Il sequestro di via Anfiteatro va letto in questa chiave, non come un singolo abuso, ma come la spia di un sistema. Un circuito informale che avrebbe coinvolto dirigenti comunali, funzionari, progettisti e organismi tecnici.
Un assetto che, scrive il gip Mattia Fiorentini, avrebbe consentito di aggirare le regole del centro storico senza modificarle apertamente.
Le carte descrivono una rete di relazioni consolidate. Al centro compare Giovanni Oggioni, storico dirigente dell’edilizia comunale, protagonista anche del passaggio dal vecchio Prg al Pgt tra il 2010 e il 2012. Attorno a lui si muovono Marco Emilio Maria Cerri, progettista di riferimento per grandi operazioni immobiliari, Andrea Viaroli, funzionario del Sue, e Carla Barone, dirigente dello stesso settore. Per il giudice non si tratta di coincidenze. Ma dell’esistenza di un ufficio parallelo, capace di incidere sugli iter amministrativi.
Lo snodo è la determina dirigenziale 65 del 2018, adottata durante la giunta Sala. Un atto tecnico, mai discusso in Giunta o in Consiglio, ma centrale. Secondo il decreto di sequestro, quella determina consente di sostituire il piano attuativo con una semplice Scia anche nel centro storico. Un passaggio che riduce i controlli e accorcia i tempi. Proprio nelle aree dove le tutele dovrebbero essere massime.
Il piano attuativo non è una formalità. Serve a valutare l’impatto complessivo degli interventi: volumi, altezze, distanze, standard, servizi, carico urbanistico. Evitarlo significa rendere più agevoli operazioni più grandi e più redditizie. Accade nelle zone B2 e B12, nate per il recupero dell’esistente e la tutela del tessuto storico, non per l’aumento delle volumetrie.
Tra i documenti interni e riservati conservati da Oggioni compaiono anche materiali relativi alla torre di via Stresa, un’altra operazione immobiliare riconducibile alla famiglia Rusconi, già coinvolta nel progetto di via Anfiteatro. Un collegamento che, per gli inquirenti, conferma la ricorrenza degli stessi operatori e delle stesse prassi.

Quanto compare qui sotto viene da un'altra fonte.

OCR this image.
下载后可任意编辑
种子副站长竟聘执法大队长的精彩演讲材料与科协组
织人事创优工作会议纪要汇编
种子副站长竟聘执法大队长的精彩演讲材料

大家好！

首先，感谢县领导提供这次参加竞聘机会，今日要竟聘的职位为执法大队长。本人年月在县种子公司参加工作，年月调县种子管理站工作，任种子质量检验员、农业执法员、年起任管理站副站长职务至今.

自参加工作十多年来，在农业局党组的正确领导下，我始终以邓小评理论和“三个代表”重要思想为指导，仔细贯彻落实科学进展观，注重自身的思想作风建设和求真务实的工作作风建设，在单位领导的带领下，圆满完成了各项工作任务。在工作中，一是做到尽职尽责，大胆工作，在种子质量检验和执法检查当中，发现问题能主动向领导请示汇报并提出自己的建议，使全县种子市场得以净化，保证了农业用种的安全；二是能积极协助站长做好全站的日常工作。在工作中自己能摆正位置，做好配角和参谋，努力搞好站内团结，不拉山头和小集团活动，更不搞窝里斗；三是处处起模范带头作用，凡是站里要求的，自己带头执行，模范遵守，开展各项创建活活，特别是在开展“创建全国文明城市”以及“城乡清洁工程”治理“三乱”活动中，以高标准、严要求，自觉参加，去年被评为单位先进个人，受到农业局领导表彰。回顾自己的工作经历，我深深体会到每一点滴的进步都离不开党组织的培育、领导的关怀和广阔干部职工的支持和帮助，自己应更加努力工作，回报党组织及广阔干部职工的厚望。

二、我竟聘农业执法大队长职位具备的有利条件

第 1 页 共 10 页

Secondo il gip, parte di questi file sarebbe stata occultata. Dopo il 7 novembre 2024, quando Oggioni riceve la notifica del sequestro dei dispositivi elettronici, alcuni documenti vengono cancellati. Il decreto parla apertamente di depistaggio. Un passaggio che sposta il baricentro dell’indagine: non solo irregolarità urbanistiche, ma interferenze sul corretto svolgimento delle indagini.

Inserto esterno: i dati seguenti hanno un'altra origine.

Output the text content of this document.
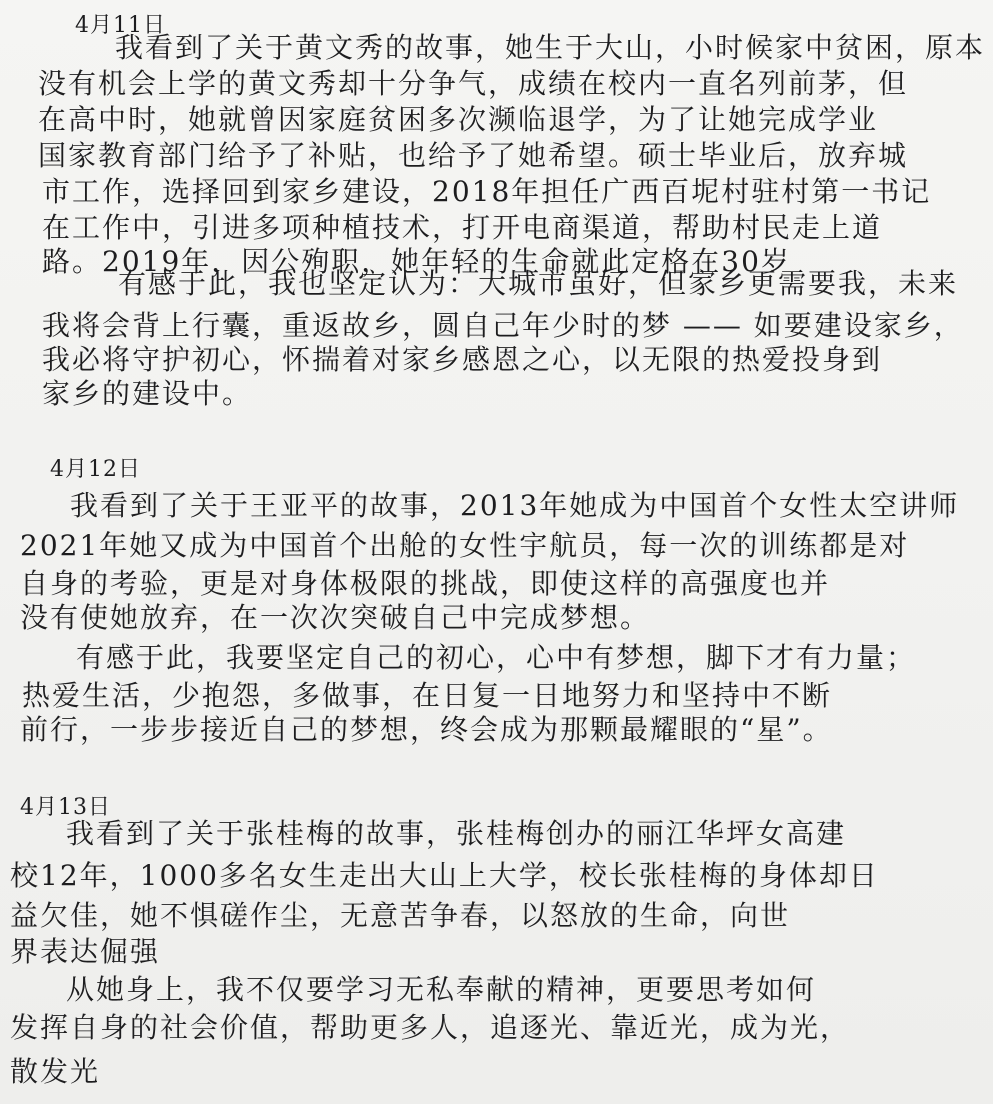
4月11日
我看到了关于黄文秀的故事，她生于大山，小时候家中贫困，原本
没有机会上学的黄文秀却十分争气，成绩在校内一直名列前茅，但
在高中时，她就曾因家庭贫困多次濒临退学，为了让她完成学业
国家教育部门给予了补贴，也给予了她希望。硕士毕业后，放弃城
市工作，选择回到家乡建设，2018年担任广西百坭村驻村第一书记
在工作中，引进多项种植技术，打开电商渠道，帮助村民走上道
路。2019年，因公殉职，她年轻的生命就此定格在30岁
有感于此，我也坚定认为：大城市虽好，但家乡更需要我，未来
我将会背上行囊，重返故乡，圆自己年少时的梦 —— 如要建设家乡，
我必将守护初心，怀揣着对家乡感恩之心，以无限的热爱投身到
家乡的建设中。
4月12日
我看到了关于王亚平的故事，2013年她成为中国首个女性太空讲师
2021年她又成为中国首个出舱的女性宇航员，每一次的训练都是对
自身的考验，更是对身体极限的挑战，即使这样的高强度也并
没有使她放弃，在一次次突破自己中完成梦想。
有感于此，我要坚定自己的初心，心中有梦想，脚下才有力量；
热爱生活，少抱怨，多做事，在日复一日地努力和坚持中不断
前行，一步步接近自己的梦想，终会成为那颗最耀眼的“星”。
4月13日
我看到了关于张桂梅的故事，张桂梅创办的丽江华坪女高建
校12年，1000多名女生走出大山上大学，校长张桂梅的身体却日
益欠佳，她不惧磋作尘，无意苦争春，以怒放的生命，向世
界表达倔强
从她身上，我不仅要学习无私奉献的精神，更要思考如何
发挥自身的社会价值，帮助更多人，追逐光、靠近光，成为光，
散发光
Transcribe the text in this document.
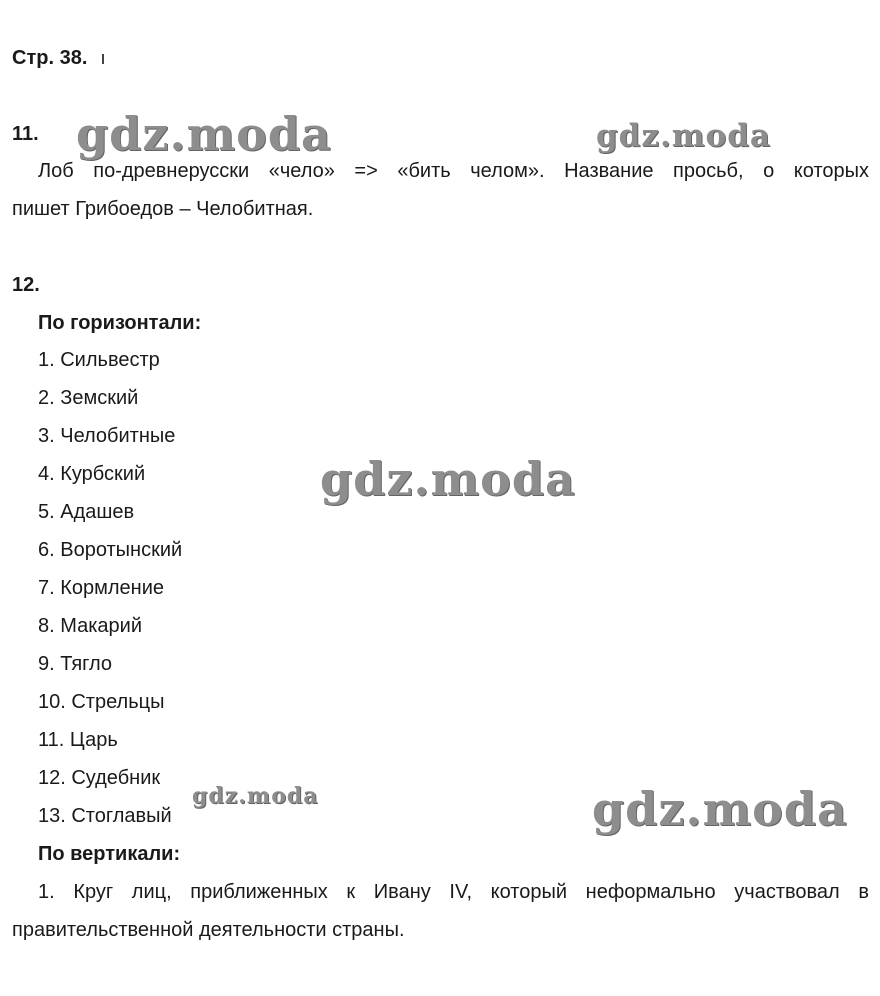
Стр. 38.
11.
Лоб по-древнерусски «чело» => «бить челом». Название просьб, о которых
пишет Грибоедов – Челобитная.
12.
По горизонтали:
1. Сильвестр
2. Земский
3. Челобитные
4. Курбский
5. Адашев
6. Воротынский
7. Кормление
8. Макарий
9. Тягло
10. Стрельцы
11. Царь
12. Судебник
13. Стоглавый
По вертикали:
1. Круг лиц, приближенных к Ивану IV, который неформально участвовал в
правительственной деятельности страны.
gdz.moda	gdz.moda
gdz.moda
gdz.moda	gdz.moda
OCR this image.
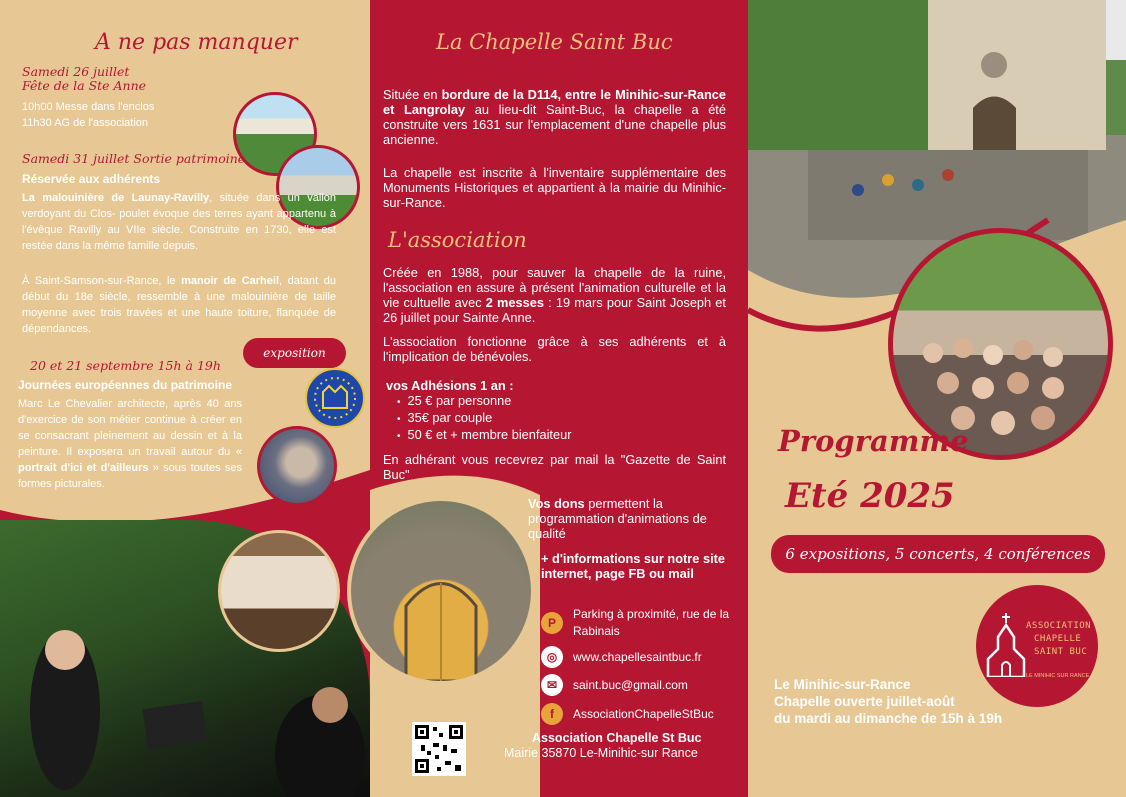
A ne pas manquer
Samedi 26 juillet
Fête de la Ste Anne
10h00 Messe dans l'enclos
11h30 AG de l'association
Samedi 31 juillet Sortie patrimoine
Réservée aux adhérents
La malouinière de Launay-Ravilly, située dans un vallon verdoyant du Clos- poulet évoque des terres ayant appartenu à l'évêque Ravilly au VIIe siècle. Construite en 1730, elle est restée dans la même famille depuis.
À Saint-Samson-sur-Rance, le manoir de Carheil, datant du début du 18e siècle, ressemble à une malouinière de taille moyenne avec trois travées et une haute toiture, flanquée de dépendances.
exposition
20 et 21 septembre 15h à 19h
Journées européennes du patrimoine
Marc Le Chevalier architecte, après 40 ans d'exercice de son métier continue à créer en se consacrant pleinement au dessin et à la peinture. Il exposera un travail autour du « portrait d'ici et d'ailleurs » sous toutes ses formes picturales.
La Chapelle Saint Buc
Située en bordure de la D114, entre le Minihic-sur-Rance et Langrolay au lieu-dit Saint-Buc, la chapelle a été construite vers 1631 sur l'emplacement d'une chapelle plus ancienne.
La chapelle est inscrite à l'inventaire supplémentaire des Monuments Historiques et appartient à la mairie du Minihic-sur-Rance.
L'association
Créée en 1988, pour sauver la chapelle de la ruine, l'association en assure à présent l'animation culturelle et la vie cultuelle avec 2 messes : 19 mars pour Saint Joseph et 26 juillet pour Sainte Anne.
L'association fonctionne grâce à ses adhérents et à l'implication de bénévoles.
vos Adhésions 1 an :
• 25 € par personne
• 35€ par couple
• 50 € et + membre bienfaiteur
En adhérant vous recevrez par mail la "Gazette de Saint Buc"
Vos dons permettent la programmation d'animations de qualité
+ d'informations sur notre site internet, page FB ou mail
P
Parking à proximité, rue de la Rabinais
◎	www.chapellesaintbuc.fr
✉	saint.buc@gmail.com
f	AssociationChapelleStBuc
Association Chapelle St Buc
Mairie 35870 Le-Minihic-sur Rance
Programme
Eté 2025
6 expositions, 5 concerts, 4 conférences
ASSOCIATION
CHAPELLE
SAINT BUC
LE MINIHIC SUR RANCE
Le Minihic-sur-Rance
Chapelle ouverte juillet-août
du mardi au dimanche de 15h à 19h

Il perimetro non si ferma a via Anfiteatro. Le indagini toccano anche via Zecca Vecchia e in un’informativa compare anche per Largo Claudio Treves, sempre nel quartiere Brera. Qui il progetto promosso da Stella R.E., dopo l’acquisto dell’immobile comunale nel 2021, prevede un nuovo edificio residenziale di nove piani. L’operazione si inserisce in uno dei filoni centrali dell’indagine della Procura, quello sulla dismissione del patrimonio pubblico nel centro storico. Lo stesso immobile è stato ceduto dal Comune all’asta per una cifra che tocca i 50 milioni di euro. Nelle carte il progetto viene discusso anche da Giuseppe Marinoni e Giancarlo Tancredi: l’ex assessore spera non ci siano intoppi.